What therapists stand to lose

Along with violation of knowledge privacy, other risks are involved when psychotherapists seek the advice of LLMs on behalf of a client. Studies have found that although some specialized therapy bots can rival human-delivered interventions, advice from the likes of ChatGPT could cause more harm than good.

A recent Stanford University study, for instance, found that chatbots can fuel delusions and psychopathy by blindly validating a user somewhat than difficult them, in addition to suffer from biases and have interaction in sycophancy. The identical flaws could make it dangerous for therapists to seek the advice of chatbots on behalf of their clients. They might, for instance, baselessly validate a therapist’s hunch, or lead them down the incorrect path.

Aguilera says he has played around with tools like ChatGPT while teaching mental health trainees, akin to by entering hypothetical symptoms and asking the AI chatbot to make a diagnosis. The tool will produce numerous possible conditions, but it surely’s somewhat thin in its evaluation, he says. The American Counseling Association recommends that AI not be used for mental health diagnosis at present.

A study published in 2024 of an earlier version of ChatGPT similarly found it was too vague and general to be truly useful in diagnosis or devising treatment plans, and it was heavily biased toward suggesting people seek cognitive behavioral therapy versus other sorts of therapy that is likely to be more suitable.
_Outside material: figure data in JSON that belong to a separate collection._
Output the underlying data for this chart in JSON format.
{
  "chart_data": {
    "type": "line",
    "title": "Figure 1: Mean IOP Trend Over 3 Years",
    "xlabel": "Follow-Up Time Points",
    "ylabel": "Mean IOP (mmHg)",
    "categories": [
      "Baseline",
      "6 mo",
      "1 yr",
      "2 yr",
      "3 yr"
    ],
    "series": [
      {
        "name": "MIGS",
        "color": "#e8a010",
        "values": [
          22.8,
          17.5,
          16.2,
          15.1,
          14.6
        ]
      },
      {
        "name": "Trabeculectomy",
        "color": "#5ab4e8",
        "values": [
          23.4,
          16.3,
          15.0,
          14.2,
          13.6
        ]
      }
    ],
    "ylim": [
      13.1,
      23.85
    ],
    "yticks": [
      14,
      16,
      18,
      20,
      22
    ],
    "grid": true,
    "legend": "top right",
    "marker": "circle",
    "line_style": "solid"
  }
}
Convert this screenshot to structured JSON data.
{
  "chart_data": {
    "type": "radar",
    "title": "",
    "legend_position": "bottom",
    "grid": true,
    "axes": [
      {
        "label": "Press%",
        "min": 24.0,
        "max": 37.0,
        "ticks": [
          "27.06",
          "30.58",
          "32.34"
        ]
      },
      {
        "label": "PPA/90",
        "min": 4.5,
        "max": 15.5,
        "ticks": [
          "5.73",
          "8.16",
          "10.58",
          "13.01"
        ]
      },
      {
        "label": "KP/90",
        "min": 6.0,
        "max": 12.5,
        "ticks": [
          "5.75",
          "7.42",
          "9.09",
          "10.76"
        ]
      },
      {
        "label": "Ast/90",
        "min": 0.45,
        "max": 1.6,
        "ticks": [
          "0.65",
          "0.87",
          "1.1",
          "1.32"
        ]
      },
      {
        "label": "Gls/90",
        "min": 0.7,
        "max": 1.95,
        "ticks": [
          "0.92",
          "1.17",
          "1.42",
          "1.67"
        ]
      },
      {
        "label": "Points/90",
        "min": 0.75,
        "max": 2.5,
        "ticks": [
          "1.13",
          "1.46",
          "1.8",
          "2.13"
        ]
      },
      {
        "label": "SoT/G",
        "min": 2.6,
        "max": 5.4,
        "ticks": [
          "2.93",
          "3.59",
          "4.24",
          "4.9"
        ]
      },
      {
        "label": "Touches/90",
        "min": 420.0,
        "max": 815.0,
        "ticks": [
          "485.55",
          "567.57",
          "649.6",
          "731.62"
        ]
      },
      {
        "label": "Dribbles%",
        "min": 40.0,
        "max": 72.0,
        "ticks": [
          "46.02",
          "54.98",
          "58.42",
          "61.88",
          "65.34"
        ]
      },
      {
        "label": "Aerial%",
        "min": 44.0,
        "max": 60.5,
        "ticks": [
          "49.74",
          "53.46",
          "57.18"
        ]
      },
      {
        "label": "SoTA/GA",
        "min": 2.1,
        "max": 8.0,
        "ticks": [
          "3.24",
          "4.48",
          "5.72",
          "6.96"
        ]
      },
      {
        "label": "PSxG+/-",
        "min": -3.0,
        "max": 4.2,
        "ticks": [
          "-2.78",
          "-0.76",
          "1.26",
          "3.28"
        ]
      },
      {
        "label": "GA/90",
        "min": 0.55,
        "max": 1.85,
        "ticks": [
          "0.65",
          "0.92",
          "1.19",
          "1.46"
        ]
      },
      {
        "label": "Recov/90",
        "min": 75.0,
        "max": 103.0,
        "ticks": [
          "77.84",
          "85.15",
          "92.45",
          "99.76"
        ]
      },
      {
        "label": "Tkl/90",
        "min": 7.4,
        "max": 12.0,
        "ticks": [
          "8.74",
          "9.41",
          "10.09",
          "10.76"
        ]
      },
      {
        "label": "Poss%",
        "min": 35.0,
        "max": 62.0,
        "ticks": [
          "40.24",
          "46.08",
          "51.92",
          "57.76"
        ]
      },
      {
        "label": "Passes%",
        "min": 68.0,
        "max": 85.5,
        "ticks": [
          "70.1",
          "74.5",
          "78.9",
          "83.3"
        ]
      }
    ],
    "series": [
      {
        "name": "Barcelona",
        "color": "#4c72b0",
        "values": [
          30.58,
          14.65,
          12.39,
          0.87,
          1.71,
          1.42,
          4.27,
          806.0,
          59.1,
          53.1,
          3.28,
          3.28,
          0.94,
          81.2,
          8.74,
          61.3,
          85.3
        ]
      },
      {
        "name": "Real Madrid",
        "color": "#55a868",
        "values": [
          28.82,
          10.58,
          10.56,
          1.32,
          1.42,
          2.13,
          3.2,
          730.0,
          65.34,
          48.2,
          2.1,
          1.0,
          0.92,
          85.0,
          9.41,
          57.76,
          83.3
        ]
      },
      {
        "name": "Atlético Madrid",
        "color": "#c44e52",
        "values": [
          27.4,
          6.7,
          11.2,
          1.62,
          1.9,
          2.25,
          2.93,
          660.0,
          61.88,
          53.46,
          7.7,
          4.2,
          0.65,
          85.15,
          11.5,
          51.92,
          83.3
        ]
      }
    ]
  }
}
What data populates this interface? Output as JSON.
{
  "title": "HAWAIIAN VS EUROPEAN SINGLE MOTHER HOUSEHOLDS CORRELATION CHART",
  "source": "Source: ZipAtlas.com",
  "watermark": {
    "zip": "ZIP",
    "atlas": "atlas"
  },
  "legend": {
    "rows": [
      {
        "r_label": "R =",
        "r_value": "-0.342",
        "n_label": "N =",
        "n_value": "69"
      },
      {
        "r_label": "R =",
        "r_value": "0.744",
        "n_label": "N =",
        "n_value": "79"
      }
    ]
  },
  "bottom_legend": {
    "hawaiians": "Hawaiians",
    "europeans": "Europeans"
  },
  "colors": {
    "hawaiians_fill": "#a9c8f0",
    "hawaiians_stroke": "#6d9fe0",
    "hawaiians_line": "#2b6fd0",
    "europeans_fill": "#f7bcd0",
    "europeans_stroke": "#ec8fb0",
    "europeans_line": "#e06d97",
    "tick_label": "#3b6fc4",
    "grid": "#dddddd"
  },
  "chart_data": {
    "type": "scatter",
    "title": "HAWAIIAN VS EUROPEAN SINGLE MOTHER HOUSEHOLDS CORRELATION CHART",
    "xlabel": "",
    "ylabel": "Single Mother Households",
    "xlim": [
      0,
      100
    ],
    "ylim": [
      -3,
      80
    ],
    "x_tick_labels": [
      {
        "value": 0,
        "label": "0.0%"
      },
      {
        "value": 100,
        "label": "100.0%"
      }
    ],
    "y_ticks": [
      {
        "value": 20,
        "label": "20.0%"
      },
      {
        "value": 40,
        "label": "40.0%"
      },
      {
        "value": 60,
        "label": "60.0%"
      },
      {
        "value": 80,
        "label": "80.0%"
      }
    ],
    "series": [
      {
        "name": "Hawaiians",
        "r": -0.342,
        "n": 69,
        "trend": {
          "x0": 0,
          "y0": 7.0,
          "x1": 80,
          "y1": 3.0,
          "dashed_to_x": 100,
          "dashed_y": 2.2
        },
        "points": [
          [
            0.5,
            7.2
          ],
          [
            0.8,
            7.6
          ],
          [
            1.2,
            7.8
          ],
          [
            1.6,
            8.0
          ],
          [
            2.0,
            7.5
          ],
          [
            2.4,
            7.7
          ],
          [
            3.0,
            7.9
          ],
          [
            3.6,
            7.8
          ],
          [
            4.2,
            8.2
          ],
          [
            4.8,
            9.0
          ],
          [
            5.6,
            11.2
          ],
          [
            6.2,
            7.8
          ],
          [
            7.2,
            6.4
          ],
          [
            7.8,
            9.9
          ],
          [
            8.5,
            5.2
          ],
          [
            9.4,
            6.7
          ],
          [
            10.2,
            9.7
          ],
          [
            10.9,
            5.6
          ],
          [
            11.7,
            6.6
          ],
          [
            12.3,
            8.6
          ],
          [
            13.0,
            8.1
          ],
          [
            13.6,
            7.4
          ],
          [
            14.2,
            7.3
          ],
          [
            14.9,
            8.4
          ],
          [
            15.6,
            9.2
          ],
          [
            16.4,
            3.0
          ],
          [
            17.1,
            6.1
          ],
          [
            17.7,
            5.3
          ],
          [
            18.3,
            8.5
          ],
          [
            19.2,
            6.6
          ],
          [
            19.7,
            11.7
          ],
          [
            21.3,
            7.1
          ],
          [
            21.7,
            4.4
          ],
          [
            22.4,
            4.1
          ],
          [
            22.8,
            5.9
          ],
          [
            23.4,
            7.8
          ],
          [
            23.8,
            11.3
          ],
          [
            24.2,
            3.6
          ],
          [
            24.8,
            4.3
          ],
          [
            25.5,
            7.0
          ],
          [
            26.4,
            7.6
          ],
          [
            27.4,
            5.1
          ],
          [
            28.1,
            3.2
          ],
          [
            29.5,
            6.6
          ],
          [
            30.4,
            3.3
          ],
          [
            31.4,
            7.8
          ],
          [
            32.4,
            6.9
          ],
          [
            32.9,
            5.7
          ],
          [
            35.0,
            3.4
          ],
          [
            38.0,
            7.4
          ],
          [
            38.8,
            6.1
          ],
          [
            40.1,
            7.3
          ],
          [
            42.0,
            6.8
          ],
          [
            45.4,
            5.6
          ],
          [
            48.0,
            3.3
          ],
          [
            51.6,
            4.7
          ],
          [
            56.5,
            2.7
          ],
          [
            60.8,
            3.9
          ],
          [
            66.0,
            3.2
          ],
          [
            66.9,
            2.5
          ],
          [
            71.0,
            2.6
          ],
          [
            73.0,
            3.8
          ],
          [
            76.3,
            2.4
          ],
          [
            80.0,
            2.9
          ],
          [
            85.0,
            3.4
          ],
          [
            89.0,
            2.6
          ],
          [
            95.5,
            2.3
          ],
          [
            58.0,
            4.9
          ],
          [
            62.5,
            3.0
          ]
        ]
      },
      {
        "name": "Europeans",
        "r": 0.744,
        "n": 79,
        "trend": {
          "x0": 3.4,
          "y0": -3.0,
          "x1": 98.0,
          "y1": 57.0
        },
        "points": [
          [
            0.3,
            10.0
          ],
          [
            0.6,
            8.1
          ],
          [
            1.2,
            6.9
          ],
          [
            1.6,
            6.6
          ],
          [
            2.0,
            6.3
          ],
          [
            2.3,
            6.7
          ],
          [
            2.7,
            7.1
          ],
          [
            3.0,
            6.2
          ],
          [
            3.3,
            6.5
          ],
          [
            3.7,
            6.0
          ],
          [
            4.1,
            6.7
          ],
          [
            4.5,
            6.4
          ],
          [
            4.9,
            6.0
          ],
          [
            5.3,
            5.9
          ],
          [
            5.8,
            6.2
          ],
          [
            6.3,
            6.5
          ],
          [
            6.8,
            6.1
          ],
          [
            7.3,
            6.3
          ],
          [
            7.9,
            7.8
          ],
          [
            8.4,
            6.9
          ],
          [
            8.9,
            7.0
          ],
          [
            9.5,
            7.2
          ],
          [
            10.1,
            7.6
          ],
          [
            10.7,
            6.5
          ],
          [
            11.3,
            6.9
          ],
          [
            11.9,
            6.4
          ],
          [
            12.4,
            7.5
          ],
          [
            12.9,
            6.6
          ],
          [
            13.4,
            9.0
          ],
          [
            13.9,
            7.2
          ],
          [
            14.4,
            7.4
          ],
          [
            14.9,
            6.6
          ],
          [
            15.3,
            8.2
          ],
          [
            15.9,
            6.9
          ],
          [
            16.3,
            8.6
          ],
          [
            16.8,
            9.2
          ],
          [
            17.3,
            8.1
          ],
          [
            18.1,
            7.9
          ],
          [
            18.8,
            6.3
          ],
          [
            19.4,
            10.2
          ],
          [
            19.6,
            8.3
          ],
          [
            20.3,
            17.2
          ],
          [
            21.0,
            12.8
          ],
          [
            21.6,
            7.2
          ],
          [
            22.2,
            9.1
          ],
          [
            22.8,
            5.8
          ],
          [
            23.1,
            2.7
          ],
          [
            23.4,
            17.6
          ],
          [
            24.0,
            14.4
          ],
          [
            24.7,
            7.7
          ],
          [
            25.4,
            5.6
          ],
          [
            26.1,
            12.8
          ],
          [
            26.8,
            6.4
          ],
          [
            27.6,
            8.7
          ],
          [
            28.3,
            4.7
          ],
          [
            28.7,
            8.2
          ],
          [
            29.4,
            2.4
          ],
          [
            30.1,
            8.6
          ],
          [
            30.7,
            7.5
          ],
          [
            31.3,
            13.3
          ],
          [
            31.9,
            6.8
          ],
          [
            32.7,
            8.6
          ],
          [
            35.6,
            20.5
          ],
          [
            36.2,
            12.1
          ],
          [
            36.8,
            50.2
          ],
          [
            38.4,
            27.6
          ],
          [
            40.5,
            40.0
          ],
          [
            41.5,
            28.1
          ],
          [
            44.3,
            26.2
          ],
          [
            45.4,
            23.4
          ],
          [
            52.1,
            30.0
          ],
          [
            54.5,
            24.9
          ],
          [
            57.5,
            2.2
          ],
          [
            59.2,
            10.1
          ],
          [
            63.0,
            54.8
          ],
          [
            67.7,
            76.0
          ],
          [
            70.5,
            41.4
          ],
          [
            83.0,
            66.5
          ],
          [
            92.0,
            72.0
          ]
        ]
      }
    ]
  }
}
Daniel Kimmel, a psychiatrist and neuroscientist at Columbia University, conducted experiments with ChatGPT where he posed as a client having relationship troubles. He says he found the chatbot was an honest mimic when it got here to “stock-in-trade” therapeutic responses, like normalizing and validating, asking for extra information, or highlighting certain cognitive or emotional associations.

Nevertheless, “it didn’t do plenty of digging,” he says. It didn’t attempt “to link seemingly or superficially unrelated things together into something cohesive … to provide you with a story, an idea, a theory.”

“I could be skeptical about using it to do the pondering for you,” he says. Considering, he says, ought to be the job of therapists.

Therapists could save time using AI-powered tech, but this profit ought to be weighed against the needs of patients, says Morris: “Perhaps you’re saving yourself a few minutes. But what are you gifting away?”